In 2010, Vale faces a tight situation, as even running its iron ore mines and pellet plants at full capacity we will struggle to satisfy client demand. The company's largest projects are scheduled to come on stream from 2012 onwards, with a very small capacity increase in the near term. Vale is taking 'the final steps' to resume full output at its iron ore mines after China's economy expanded at a rate of about 11 percent in the fourth quarter, increasing steel demand from construction companies and appliance manufacturers.
Vale's shipments to China, the world's largest iron-ore buyer, accounted for about 44 percent of iron ore sales in the quarter. Volumes will improve in the first quarter. In the second quarter there will be a positive impact of the increase in iron ore prices. Fourth-quarter net income rose to USD 1.52 billion, or 28 cents a share, from USD 1.37 billion, or 26 cents, a year earlier. Excluding non-recurring items, results were in line with our expectation.

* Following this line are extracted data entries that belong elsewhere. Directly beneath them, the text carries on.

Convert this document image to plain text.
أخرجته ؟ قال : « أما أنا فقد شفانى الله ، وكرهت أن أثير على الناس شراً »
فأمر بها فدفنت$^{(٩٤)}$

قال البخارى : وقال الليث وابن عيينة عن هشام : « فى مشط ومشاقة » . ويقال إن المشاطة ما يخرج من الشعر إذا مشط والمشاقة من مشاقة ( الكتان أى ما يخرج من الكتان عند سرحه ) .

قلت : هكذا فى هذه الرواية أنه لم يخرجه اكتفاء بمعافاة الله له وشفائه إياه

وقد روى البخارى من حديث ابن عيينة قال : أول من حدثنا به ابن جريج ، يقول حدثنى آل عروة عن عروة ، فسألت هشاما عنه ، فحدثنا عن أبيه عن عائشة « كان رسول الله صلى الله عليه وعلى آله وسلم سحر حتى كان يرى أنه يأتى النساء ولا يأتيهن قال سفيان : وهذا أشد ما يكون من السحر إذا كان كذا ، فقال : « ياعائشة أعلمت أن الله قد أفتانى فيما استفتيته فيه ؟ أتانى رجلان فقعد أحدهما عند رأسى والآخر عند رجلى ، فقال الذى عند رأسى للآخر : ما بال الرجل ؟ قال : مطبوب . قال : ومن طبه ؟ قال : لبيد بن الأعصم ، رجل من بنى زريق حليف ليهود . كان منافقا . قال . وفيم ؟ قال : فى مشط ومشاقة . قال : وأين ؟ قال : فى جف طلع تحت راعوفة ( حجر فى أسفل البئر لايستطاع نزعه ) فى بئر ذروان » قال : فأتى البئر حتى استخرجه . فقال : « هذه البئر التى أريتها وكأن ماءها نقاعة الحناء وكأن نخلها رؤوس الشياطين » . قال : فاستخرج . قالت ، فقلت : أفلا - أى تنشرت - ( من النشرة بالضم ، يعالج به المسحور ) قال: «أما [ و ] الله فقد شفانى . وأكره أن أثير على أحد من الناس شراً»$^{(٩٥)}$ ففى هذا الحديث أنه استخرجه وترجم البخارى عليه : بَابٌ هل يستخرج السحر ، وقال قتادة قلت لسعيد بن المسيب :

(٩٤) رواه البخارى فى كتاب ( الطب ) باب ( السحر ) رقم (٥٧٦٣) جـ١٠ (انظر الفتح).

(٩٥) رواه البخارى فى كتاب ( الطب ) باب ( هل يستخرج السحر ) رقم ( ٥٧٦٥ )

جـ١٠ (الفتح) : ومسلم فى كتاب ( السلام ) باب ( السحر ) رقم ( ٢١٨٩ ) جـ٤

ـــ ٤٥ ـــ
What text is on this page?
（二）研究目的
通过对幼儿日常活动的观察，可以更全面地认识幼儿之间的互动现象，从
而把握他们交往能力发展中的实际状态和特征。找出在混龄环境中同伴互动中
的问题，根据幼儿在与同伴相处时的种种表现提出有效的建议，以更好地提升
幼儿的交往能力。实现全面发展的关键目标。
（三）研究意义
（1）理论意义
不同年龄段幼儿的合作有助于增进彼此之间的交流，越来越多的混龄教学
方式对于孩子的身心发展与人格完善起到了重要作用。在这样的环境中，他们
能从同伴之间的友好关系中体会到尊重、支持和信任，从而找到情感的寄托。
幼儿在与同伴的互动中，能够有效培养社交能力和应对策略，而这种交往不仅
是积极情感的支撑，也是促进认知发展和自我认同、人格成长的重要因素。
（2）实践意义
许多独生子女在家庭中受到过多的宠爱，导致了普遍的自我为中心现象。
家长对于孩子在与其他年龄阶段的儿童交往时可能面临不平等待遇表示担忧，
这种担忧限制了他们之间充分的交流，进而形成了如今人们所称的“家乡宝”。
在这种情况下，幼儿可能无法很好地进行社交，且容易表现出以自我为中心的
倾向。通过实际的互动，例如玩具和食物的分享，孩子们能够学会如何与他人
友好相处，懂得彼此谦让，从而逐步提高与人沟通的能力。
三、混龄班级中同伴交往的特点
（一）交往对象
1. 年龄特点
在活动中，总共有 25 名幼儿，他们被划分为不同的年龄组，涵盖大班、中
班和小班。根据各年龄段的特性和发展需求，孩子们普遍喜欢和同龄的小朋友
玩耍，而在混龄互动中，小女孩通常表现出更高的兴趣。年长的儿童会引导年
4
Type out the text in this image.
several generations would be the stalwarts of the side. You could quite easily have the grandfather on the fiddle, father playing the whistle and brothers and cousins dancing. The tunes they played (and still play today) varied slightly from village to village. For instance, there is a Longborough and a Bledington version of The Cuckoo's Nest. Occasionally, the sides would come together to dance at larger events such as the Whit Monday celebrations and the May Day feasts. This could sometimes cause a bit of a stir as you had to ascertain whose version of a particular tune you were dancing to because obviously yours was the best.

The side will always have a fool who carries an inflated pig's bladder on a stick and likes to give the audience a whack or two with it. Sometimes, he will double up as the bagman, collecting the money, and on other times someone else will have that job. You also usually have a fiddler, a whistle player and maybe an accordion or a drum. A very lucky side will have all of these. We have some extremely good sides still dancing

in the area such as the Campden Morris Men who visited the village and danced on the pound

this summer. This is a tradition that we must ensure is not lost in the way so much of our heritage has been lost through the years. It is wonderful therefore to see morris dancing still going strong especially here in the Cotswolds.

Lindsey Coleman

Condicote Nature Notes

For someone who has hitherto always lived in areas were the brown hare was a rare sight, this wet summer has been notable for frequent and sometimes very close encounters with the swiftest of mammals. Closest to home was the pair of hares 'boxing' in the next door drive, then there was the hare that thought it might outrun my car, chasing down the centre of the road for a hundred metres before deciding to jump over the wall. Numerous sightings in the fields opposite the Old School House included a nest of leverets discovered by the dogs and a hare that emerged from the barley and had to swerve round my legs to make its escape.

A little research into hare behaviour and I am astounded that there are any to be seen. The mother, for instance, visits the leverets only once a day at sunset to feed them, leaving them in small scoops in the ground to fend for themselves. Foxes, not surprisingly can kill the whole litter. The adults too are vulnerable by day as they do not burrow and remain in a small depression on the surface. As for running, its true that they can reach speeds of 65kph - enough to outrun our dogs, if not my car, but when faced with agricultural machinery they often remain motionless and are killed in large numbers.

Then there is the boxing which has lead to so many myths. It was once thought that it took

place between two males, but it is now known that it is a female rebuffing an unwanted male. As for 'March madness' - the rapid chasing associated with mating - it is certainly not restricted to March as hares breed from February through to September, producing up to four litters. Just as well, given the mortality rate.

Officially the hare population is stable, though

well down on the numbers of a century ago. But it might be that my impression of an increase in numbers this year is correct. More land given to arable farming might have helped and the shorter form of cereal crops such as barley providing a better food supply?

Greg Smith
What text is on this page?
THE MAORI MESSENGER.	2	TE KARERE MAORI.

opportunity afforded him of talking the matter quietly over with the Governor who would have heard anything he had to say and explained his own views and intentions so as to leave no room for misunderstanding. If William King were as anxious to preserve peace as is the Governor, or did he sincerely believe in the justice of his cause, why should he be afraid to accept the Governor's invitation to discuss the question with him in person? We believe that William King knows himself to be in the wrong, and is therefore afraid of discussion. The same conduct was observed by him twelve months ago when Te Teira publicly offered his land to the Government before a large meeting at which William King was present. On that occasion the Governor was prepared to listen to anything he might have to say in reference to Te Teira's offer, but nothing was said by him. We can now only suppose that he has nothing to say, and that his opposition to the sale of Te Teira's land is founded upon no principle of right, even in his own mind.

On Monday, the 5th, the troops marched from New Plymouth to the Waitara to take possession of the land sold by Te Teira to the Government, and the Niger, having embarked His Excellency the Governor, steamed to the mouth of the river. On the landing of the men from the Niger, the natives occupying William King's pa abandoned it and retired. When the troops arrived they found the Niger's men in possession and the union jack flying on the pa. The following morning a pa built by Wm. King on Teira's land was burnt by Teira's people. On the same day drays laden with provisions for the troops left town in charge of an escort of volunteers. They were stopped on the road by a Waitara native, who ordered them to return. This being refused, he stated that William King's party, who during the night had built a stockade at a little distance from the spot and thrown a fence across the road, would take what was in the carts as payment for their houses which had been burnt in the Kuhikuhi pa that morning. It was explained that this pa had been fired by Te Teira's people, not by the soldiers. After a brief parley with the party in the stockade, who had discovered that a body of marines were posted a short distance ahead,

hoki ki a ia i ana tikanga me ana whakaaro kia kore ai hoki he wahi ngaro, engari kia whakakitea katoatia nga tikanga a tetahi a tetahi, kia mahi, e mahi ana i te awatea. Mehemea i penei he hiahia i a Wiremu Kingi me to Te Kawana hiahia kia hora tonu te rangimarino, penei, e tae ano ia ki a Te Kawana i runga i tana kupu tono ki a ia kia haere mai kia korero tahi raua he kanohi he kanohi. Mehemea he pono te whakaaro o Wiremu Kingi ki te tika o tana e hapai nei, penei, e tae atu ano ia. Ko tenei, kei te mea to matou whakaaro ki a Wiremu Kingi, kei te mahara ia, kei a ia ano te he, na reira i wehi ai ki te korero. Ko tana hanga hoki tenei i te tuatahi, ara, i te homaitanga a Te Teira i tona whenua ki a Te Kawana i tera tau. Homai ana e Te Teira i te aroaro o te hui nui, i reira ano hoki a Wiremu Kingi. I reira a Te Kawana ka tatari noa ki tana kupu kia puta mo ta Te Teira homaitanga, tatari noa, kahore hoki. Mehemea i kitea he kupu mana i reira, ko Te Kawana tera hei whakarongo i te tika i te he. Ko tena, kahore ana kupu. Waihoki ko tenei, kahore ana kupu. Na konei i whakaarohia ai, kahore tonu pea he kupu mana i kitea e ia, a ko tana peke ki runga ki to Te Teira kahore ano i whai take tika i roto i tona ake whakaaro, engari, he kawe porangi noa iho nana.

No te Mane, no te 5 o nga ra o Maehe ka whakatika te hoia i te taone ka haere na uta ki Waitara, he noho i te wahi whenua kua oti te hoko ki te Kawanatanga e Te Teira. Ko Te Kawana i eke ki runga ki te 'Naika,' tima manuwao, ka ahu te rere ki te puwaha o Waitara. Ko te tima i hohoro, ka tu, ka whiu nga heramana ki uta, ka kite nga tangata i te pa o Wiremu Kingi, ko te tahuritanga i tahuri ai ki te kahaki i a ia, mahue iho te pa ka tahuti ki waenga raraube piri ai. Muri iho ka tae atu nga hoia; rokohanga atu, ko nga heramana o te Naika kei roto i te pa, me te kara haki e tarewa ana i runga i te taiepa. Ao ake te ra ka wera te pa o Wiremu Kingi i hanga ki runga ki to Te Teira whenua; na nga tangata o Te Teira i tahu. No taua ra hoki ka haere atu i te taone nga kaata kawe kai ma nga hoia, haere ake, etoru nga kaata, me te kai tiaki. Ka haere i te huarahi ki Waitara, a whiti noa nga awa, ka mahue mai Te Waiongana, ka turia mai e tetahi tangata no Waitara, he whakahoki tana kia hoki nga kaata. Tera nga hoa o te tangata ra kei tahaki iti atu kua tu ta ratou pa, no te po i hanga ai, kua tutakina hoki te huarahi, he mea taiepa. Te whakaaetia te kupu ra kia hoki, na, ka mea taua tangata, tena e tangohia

The company is expected to conclude “soon” the negotiations on iron ore contracts with an increase of as much as 50 percent in prices. Vale which is bullish on prices, will be one of the main beneficiaries of persistently higher-than-expected iron ore prices during the upcoming years. Meanwhile, the company expects to win contract prices this year that reflect a soaring spot market as Chinese demand for the steelmaking raw material surges. Clients will 'have to accept a new price reality. If customers want to stick to benchmark prices, they will have to accept something close to the level of spot prices, a company official said. Analysts, including Nomura Holdings Inc. and Bank of America, have forecast that Rio de Janeiro-based Vale and other iron-ore producers may win price increases in annual talks of as much as 50 percent this year. Purchases by China, the world' largest buyer of the commodity, are rising after economic growth of 10.7 percent in the fourth quarter boosted demand for steel used by builders and manufacturers. Widening price differentials between spot and contract prices are prompting some buyers to resell their supplies for a profit through arbitrage. Iron ore is trading for about USD 130 a ton in the Chinese spot market. Vale sold the commodity for an average price of USD 55.99 a ton last year.